The authors merged Society of Thoracic Surgeons Database and Multicenter Perioperative Outcomes Group intraoperative data for lung resection procedures using one-lung ventilation across five institutions from 2012 to 2016. They defined one-lung protective ventilation as the combination of both median tidal volume 5 ml/kg or lower predicted body weight and positive end-expiratory pressure 5 cm H2O or greater. The primary outcome was a composite of 30-day major postoperative pulmonary complications.
A total of 3,232 cases were available for analysis. Tidal volumes decreased modestly during the study period (6.7 to 6.0 ml/kg; P < 0.001), and positive end-expiratory pressure increased from 4 to 5 cm H2O (P < 0.001). Despite increasing adoption of a “protective ventilation” strategy (5.7% in 2012 vs. 17.9% in 2016), the prevalence of pulmonary complications did not change significantly (11.4 to 15.7%; P = 0.147). In a propensity score matched cohort (381 matched pairs), protective ventilation (mean tidal volume 6.4 vs. 4.4 ml/kg) was not associated with a reduction in pulmonary complications (adjusted odds ratio, 0.86; 95% CI, 0.56 to 1.32). In an unmatched cohort, the authors were unable to define a specific alternative combination of positive end-expiratory pressure and tidal volume that was associated with decreased risk of pulmonary complications.

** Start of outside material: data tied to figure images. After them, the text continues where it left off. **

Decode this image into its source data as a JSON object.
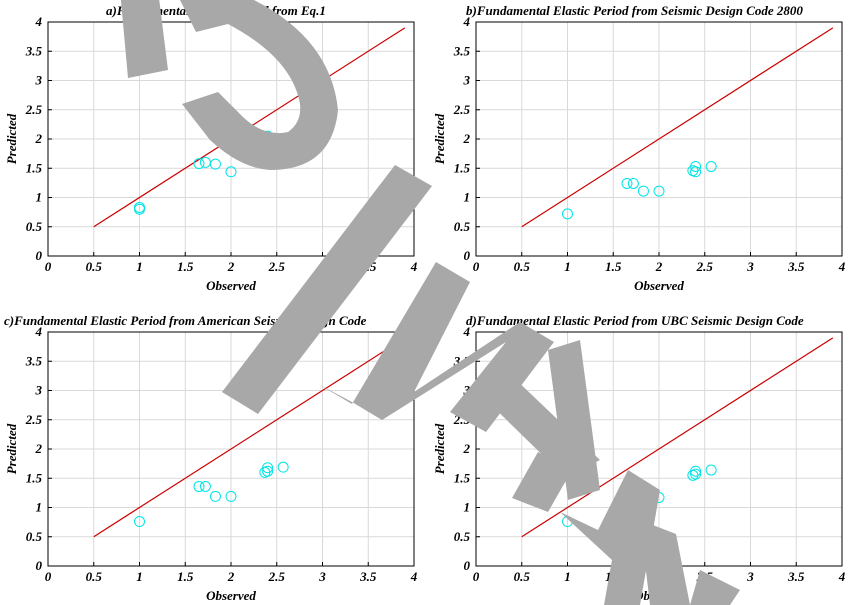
{
  "chart_data": [
    {
      "type": "scatter",
      "title": "a)Fundamental Elastic Period from Eq.1",
      "xlabel": "Observed",
      "ylabel": "Predicted",
      "xlim": [
        0,
        4
      ],
      "ylim": [
        0,
        4
      ],
      "xticks": [
        0,
        0.5,
        1,
        1.5,
        2,
        2.5,
        3,
        3.5,
        4
      ],
      "yticks": [
        0,
        0.5,
        1,
        1.5,
        2,
        2.5,
        3,
        3.5,
        4
      ],
      "grid": true,
      "line": {
        "x": [
          0.5,
          3.9
        ],
        "y": [
          0.5,
          3.9
        ],
        "color": "#cc0000"
      },
      "marker_color": "#00e5e5",
      "points": {
        "x": [
          1.0,
          1.0,
          1.65,
          1.72,
          1.83,
          2.0,
          2.37,
          2.4,
          2.4,
          2.57
        ],
        "y": [
          0.8,
          0.83,
          1.58,
          1.6,
          1.57,
          1.44,
          2.02,
          2.05,
          1.98,
          1.93
        ]
      }
    },
    {
      "type": "scatter",
      "title": "b)Fundamental Elastic Period from Seismic Design Code 2800",
      "xlabel": "Observed",
      "ylabel": "Predicted",
      "xlim": [
        0,
        4
      ],
      "ylim": [
        0,
        4
      ],
      "xticks": [
        0,
        0.5,
        1,
        1.5,
        2,
        2.5,
        3,
        3.5,
        4
      ],
      "yticks": [
        0,
        0.5,
        1,
        1.5,
        2,
        2.5,
        3,
        3.5,
        4
      ],
      "grid": true,
      "line": {
        "x": [
          0.5,
          3.9
        ],
        "y": [
          0.5,
          3.9
        ],
        "color": "#cc0000"
      },
      "marker_color": "#00e5e5",
      "points": {
        "x": [
          1.0,
          1.65,
          1.72,
          1.83,
          2.0,
          2.37,
          2.4,
          2.4,
          2.57
        ],
        "y": [
          0.72,
          1.24,
          1.24,
          1.11,
          1.11,
          1.46,
          1.44,
          1.53,
          1.53
        ]
      }
    },
    {
      "type": "scatter",
      "title": "c)Fundamental Elastic Period from American Seismic Design Code",
      "xlabel": "Observed",
      "ylabel": "Predicted",
      "xlim": [
        0,
        4
      ],
      "ylim": [
        0,
        4
      ],
      "xticks": [
        0,
        0.5,
        1,
        1.5,
        2,
        2.5,
        3,
        3.5,
        4
      ],
      "yticks": [
        0,
        0.5,
        1,
        1.5,
        2,
        2.5,
        3,
        3.5,
        4
      ],
      "grid": true,
      "line": {
        "x": [
          0.5,
          3.9
        ],
        "y": [
          0.5,
          3.9
        ],
        "color": "#cc0000"
      },
      "marker_color": "#00e5e5",
      "points": {
        "x": [
          1.0,
          1.65,
          1.72,
          1.83,
          2.0,
          2.37,
          2.4,
          2.4,
          2.57
        ],
        "y": [
          0.76,
          1.36,
          1.36,
          1.19,
          1.19,
          1.6,
          1.62,
          1.68,
          1.69
        ]
      }
    },
    {
      "type": "scatter",
      "title": "d)Fundamental Elastic Period from UBC Seismic Design Code",
      "xlabel": "Observed",
      "ylabel": "Predicted",
      "xlim": [
        0,
        4
      ],
      "ylim": [
        0,
        4
      ],
      "xticks": [
        0,
        0.5,
        1,
        1.5,
        2,
        2.5,
        3,
        3.5,
        4
      ],
      "yticks": [
        0,
        0.5,
        1,
        1.5,
        2,
        2.5,
        3,
        3.5,
        4
      ],
      "grid": true,
      "line": {
        "x": [
          0.5,
          3.9
        ],
        "y": [
          0.5,
          3.9
        ],
        "color": "#cc0000"
      },
      "marker_color": "#00e5e5",
      "points": {
        "x": [
          1.0,
          1.65,
          1.72,
          1.83,
          2.0,
          2.37,
          2.4,
          2.4,
          2.57
        ],
        "y": [
          0.76,
          1.34,
          1.33,
          1.17,
          1.17,
          1.55,
          1.57,
          1.62,
          1.64
        ]
      }
    }
  ],
  "watermark_color": "#a8a8a8"
}
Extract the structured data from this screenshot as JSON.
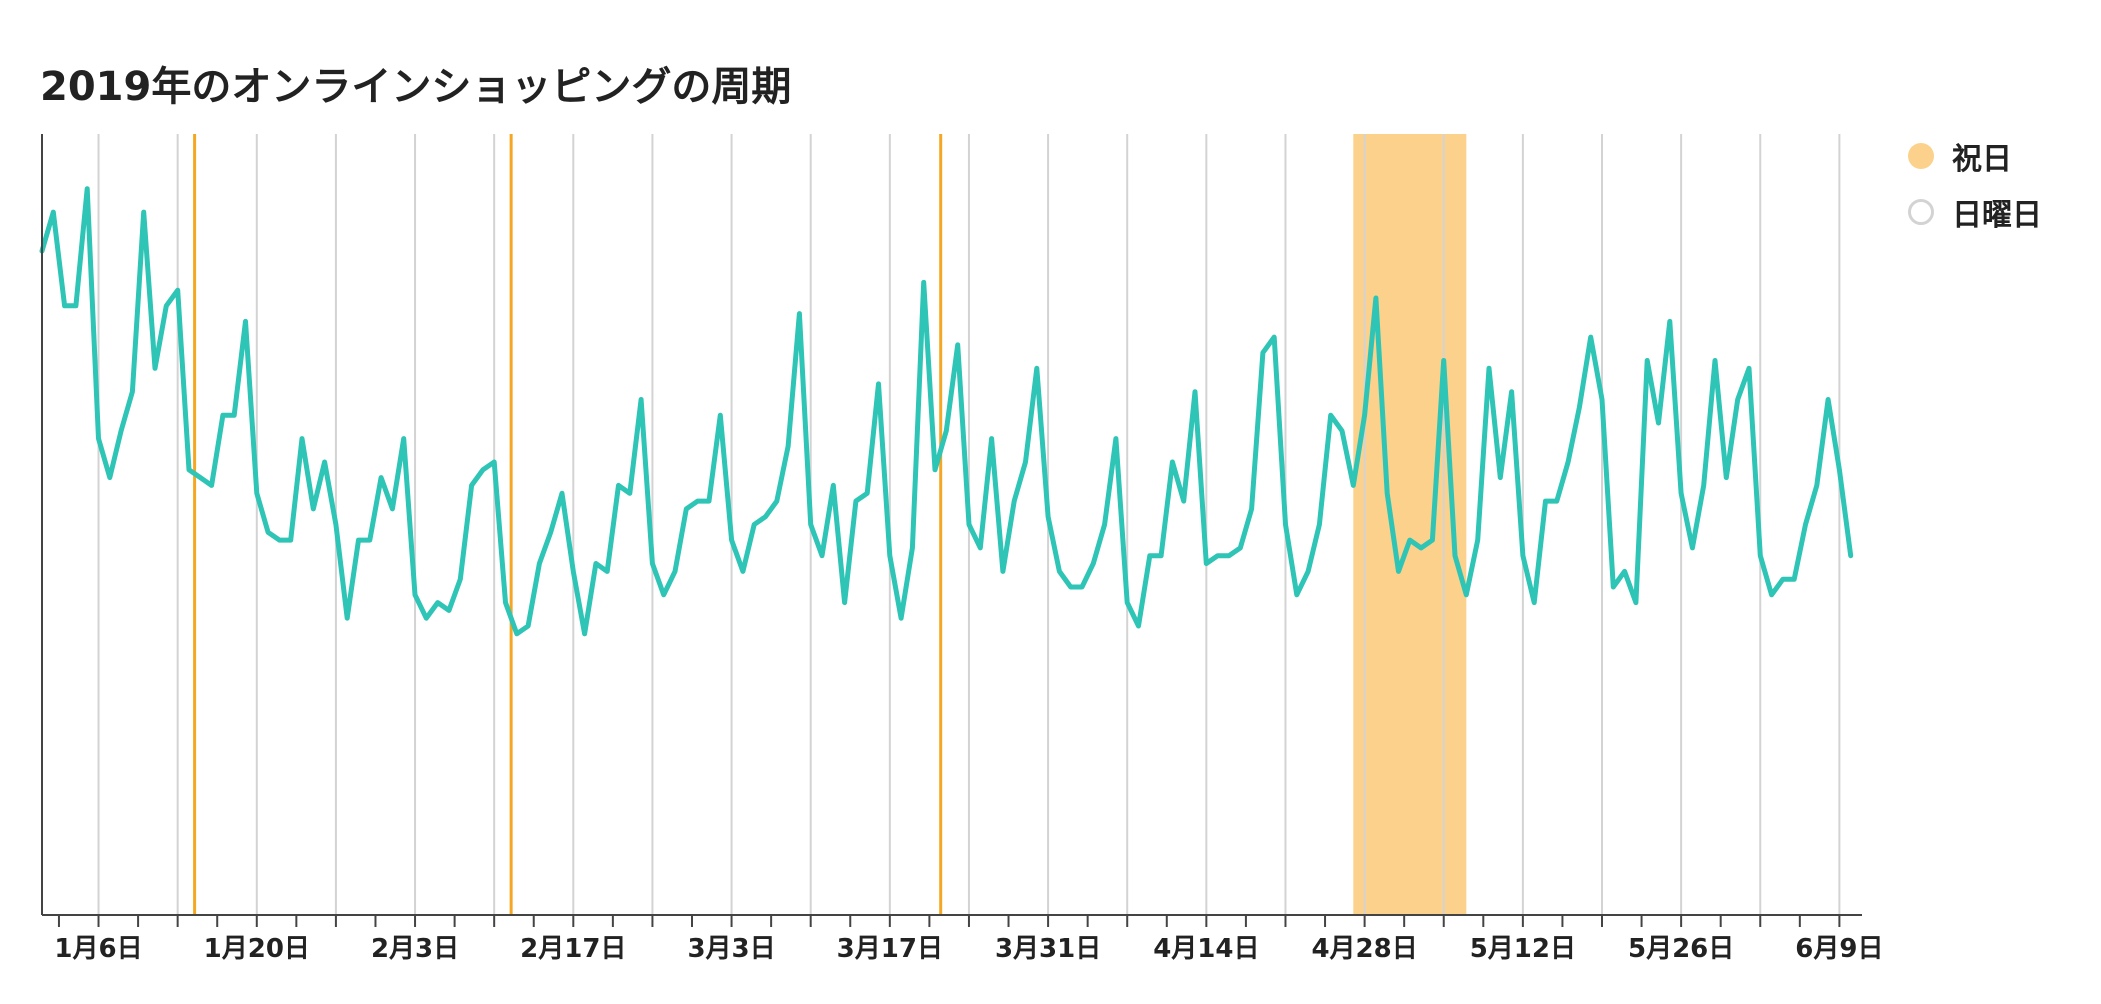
{
  "chart_data": {
    "type": "line",
    "title": "2019年のオンラインショッピングの周期",
    "xlabel": "",
    "ylabel": "",
    "x_range": [
      "2019-01-01",
      "2019-06-11"
    ],
    "x_ticks": [
      "2019-01-06",
      "2019-01-20",
      "2019-02-03",
      "2019-02-17",
      "2019-03-03",
      "2019-03-17",
      "2019-03-31",
      "2019-04-14",
      "2019-04-28",
      "2019-05-12",
      "2019-05-26",
      "2019-06-09"
    ],
    "x_tick_labels": [
      "1月6日",
      "1月20日",
      "2月3日",
      "2月17日",
      "3月3日",
      "3月17日",
      "3月31日",
      "4月14日",
      "4月28日",
      "5月12日",
      "5月26日",
      "6月9日"
    ],
    "ylim": [
      0,
      100
    ],
    "y_axis_labels_shown": false,
    "grid": "vertical lines on Sundays",
    "legend_position": "right",
    "legend": [
      {
        "label": "祝日",
        "color": "#fbd18b",
        "style": "filled"
      },
      {
        "label": "日曜日",
        "color": "#d3d3d3",
        "style": "outline"
      }
    ],
    "holidays": [
      "2019-01-14",
      "2019-02-11",
      "2019-03-21"
    ],
    "holiday_ranges": [
      [
        "2019-04-27",
        "2019-05-06"
      ]
    ],
    "line_color": "#2ec4b6",
    "holiday_color": "#f5a623",
    "series": [
      {
        "name": "",
        "values": [
          85,
          90,
          78,
          78,
          93,
          61,
          56,
          62,
          67,
          90,
          70,
          78,
          80,
          57,
          56,
          55,
          64,
          64,
          76,
          54,
          49,
          48,
          48,
          61,
          52,
          58,
          50,
          38,
          48,
          48,
          56,
          52,
          61,
          41,
          38,
          40,
          39,
          43,
          55,
          57,
          58,
          40,
          36,
          37,
          45,
          49,
          54,
          44,
          36,
          45,
          44,
          55,
          54,
          66,
          45,
          41,
          44,
          52,
          53,
          53,
          64,
          48,
          44,
          50,
          51,
          53,
          60,
          77,
          50,
          46,
          55,
          40,
          53,
          54,
          68,
          46,
          38,
          47,
          81,
          57,
          62,
          73,
          50,
          47,
          61,
          44,
          53,
          58,
          70,
          51,
          44,
          42,
          42,
          45,
          50,
          61,
          40,
          37,
          46,
          46,
          58,
          53,
          67,
          45,
          46,
          46,
          47,
          52,
          72,
          74,
          50,
          41,
          44,
          50,
          64,
          62,
          55,
          64,
          79,
          54,
          44,
          48,
          47,
          48,
          71,
          46,
          41,
          48,
          70,
          56,
          67,
          46,
          40,
          53,
          53,
          58,
          65,
          74,
          66,
          42,
          44,
          40,
          71,
          63,
          76,
          54,
          47,
          55,
          71,
          56,
          66,
          70,
          46,
          41,
          43,
          43,
          50,
          55,
          66,
          57,
          46
        ]
      }
    ]
  }
}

In this multicenter retrospective observational analysis of patients undergoing one-lung ventilation during thoracic surgery, the authors did not detect an independent association between a low tidal volume lung-protective ventilation regimen and a composite of postoperative pulmonary complications.
- Lower tidal volume ventilation with moderate positive end-expiratory pressure (PEEP) compared with higher tidal volumes with low PEEP is associated with fewer pulmonary complications in adult respiratory distress syndrome and in abdominal surgery with two-lung ventilation.
- Fewer studies have assessed optimal ventilation strategies for thoracic surgery with one-lung ventilation. Optimal lung protective strategies for one-lung ventilation are undefined.
- This five-center retrospective observational study evaluated records from 3,232 thoracic surgical patients who underwent one-lung ventilation for pneumonectomies, bilobectomies, single lobectomies, segmentectomies, or wedge resections.
- Patients with tidal volumes 5 ml/kg or lower and PEEP greater than 5 cm H2O did not have significantly different 30-day adverse pulmonary outcomes compared with patients not ventilated with this strategy.
- Higher mechanical ventilation driving pressures were not associated with composite 30-day adverse pulmonary outcome.
- The protective ventilation regimen tested was not associated with decreased pulmonary complications.